While all will tell you they are honoured to be selected and know they will benefit from the financial aspects of their awards, they also say the recognition of their work, their community service, and their commitment to education is just as personally significant and important to them. In the Werklund School of Education, as with other faculties, hundreds of students have benefited over the years from the community support that makes these awards possible, through the commitment of individuals and organizations whose goal is to make a difference in the educational journeys of men and women.
On March 22, the Werklund School hosted a special event to recognize the students for their achievements, and the community that supports them. More than 150 people turned out for the evening celebration at the EEEL building.
“Today’s students not only strive to excel academically, but also to connect and contribute to the community around them,” says Dennis Sumara, dean of the Werklund School. "Unfortunately, financial constraints can sometimes stand in the way of what they are able to achieve. It’s thanks to our donors that financial concerns can be lessened and the obstacles to student success can be removed.”
Sumara says that’s all the more reason community support for students is key.
Each student benefits in different ways
Matthew Schaeffer, who is in his final year in the Werklund Bachelor of Education program, is specializing in secondary mathematics. He says the Calgary Chamber of Commerce Centennial Scholarship allowed him to complete his studies without student loans or debts, and that, in turn, has allowed him to focus on becoming a teacher.
But he says being selected for an award means more than financial security. “It is a great feeling to be recognized for hard work and achievements. It’s also a humbling experience to be selected for a scholarship, knowing how hard-working and accomplished my peers are as well.”
Theresa Jubenville, a third-year PhD candidate in counselling psychology, whose research focus is to find ways to help improve the quality of life for people with autism spectrum disorder (ASD), says receiving the W.R. Unruh Scholarship has allowed her the financial freedom to become fully immersed in her studies. “I can devote my time and resources to cultivating research in an area that I am personally and professionally passionate about.

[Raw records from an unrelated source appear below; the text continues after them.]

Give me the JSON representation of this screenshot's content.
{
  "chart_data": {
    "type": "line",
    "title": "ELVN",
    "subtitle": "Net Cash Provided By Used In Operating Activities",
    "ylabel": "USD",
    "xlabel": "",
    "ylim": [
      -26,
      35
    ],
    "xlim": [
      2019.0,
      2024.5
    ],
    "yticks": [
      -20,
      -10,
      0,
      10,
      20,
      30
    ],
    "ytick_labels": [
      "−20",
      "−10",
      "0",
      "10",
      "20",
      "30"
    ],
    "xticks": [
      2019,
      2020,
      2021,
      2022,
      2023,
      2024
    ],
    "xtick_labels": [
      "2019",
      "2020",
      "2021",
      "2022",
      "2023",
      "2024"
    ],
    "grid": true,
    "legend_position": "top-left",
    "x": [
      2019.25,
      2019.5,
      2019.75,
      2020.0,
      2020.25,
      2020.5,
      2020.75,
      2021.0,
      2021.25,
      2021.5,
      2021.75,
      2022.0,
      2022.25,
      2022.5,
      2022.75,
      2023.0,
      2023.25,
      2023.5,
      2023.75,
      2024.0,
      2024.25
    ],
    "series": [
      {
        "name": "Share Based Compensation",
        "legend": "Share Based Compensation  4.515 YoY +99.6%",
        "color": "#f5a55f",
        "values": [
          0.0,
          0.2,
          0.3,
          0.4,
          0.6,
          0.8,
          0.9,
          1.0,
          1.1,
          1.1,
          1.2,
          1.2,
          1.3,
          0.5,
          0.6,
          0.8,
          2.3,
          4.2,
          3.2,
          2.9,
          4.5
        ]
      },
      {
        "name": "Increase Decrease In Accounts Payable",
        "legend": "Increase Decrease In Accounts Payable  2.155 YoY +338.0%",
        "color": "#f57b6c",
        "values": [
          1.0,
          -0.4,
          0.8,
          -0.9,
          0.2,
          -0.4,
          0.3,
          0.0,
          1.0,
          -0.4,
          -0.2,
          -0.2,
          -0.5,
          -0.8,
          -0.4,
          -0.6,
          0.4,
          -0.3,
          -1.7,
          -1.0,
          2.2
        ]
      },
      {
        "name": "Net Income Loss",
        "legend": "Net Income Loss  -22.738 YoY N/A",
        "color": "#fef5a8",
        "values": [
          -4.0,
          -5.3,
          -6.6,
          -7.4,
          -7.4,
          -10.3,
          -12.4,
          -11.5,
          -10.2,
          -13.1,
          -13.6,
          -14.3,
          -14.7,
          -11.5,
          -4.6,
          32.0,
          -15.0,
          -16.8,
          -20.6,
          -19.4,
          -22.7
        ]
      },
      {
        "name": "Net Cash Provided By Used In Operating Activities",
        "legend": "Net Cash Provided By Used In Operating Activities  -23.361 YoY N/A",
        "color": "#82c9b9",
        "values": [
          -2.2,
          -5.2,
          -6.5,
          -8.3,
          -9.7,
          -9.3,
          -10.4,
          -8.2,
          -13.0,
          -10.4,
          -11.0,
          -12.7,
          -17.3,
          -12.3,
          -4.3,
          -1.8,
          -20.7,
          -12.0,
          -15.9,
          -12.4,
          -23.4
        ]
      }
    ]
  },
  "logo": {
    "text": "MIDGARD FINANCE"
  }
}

“This scholarship not only affords me financial support to pursue my research and career aspirations, but also acknowledges that others see the value of the work that I aspire to achieve.”
Donors benefit, too
Many of the donors who turned out to celebrate with the students and their families say they also find rewards in supporting the students.
Mark Kosak, who with his family established a bursary to celebrate his late wife, Kristin Bala-Kosak, says the opportunity to witness a student making progress toward their post-secondary goals validates the contribution and support that comes from an individual or organization. “There's a sense of satisfaction, as any charitable donor must feel, that we have used our personal resources, time, energy and financial success to assist someone else, in some small way, in pursuit of their own goals,” he explains.
“Who doesn't want to contribute to someone else's success?”